Она снова оперлась спиной о раму и, довольная, смотрела на меня, ожидая реакции. Но я не знал, что ей сказать, не знал, что делать. То ли немедленно закрыть окно, то ли не закрывать его всю ночь.
– Ты ничего не сказал мне про рисунок, – с упреком произнесла она.
– Он очень красивый…
– Красивый – ни хрена не значит.
Я подвигал блюдце влево и вправо, поставил его перед собой, как будто мог за ним укрыться.
– Просто меня никто никогда не рисовал… – начал оправдываться я. – Ты застала меня врасплох.
– Как прошлой ночью? – Она улыбнулась, слишком недвусмысленно.
А я не хотел участвовать в этой свистопляске. Она была олицетворением хаоса. Я видел ее изрезанные руки, и было ясно, что она сделала это с собой сама. Сопоставив факты, я понял: ей очень плохо.

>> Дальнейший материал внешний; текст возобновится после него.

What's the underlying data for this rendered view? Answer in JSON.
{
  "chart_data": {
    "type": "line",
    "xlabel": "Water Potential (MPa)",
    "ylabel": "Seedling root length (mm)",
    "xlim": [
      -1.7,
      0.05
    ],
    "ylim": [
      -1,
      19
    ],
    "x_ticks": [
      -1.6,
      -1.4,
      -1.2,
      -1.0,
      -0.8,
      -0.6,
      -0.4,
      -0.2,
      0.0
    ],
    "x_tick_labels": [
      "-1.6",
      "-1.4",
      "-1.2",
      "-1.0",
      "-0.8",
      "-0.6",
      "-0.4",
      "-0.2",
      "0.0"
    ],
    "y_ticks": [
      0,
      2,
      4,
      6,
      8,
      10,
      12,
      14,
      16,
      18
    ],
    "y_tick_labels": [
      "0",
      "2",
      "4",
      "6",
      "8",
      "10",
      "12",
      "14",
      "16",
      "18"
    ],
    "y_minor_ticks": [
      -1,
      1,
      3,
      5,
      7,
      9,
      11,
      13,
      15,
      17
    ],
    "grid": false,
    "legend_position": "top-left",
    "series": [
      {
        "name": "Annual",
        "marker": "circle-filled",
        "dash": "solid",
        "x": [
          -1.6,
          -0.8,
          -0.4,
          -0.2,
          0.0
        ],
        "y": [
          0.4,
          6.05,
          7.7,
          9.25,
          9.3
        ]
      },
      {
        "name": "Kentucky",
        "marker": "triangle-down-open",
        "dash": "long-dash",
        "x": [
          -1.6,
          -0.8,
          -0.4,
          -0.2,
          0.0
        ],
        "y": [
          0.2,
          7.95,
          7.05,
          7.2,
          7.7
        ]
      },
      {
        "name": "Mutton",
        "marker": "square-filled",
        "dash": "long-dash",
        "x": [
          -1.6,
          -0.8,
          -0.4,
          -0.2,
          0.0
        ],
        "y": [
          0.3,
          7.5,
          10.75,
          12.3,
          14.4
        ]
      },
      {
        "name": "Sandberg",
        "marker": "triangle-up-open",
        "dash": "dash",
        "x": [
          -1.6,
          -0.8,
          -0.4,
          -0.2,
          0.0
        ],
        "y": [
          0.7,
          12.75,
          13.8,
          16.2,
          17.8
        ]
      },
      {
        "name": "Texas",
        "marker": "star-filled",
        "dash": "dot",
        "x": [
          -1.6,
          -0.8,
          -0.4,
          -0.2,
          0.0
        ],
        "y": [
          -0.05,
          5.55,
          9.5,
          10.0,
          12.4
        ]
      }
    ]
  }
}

И неважно, что мы занимались сексом. Один раз меня пронесло, я спасся, остался жив… Второй мог стать роковым.
– Ну, пока! – сказал я. – Мне завтра рано вставать.
Она напряглась.
– Завтра воскресенье, куда ты собрался? – Она с презрением бросила окурок вниз. – Вот, значит, как после траха отшивают девушек. Извини, до меня не сразу дошло.
– Ты не так меня поняла… – Я ненавидел себя.
Она резво спрыгнула с подоконника, рывком закрыла окно, задернула шторы.
А я остался стоять, как дурак, с каштанами для покойников, своих и ее.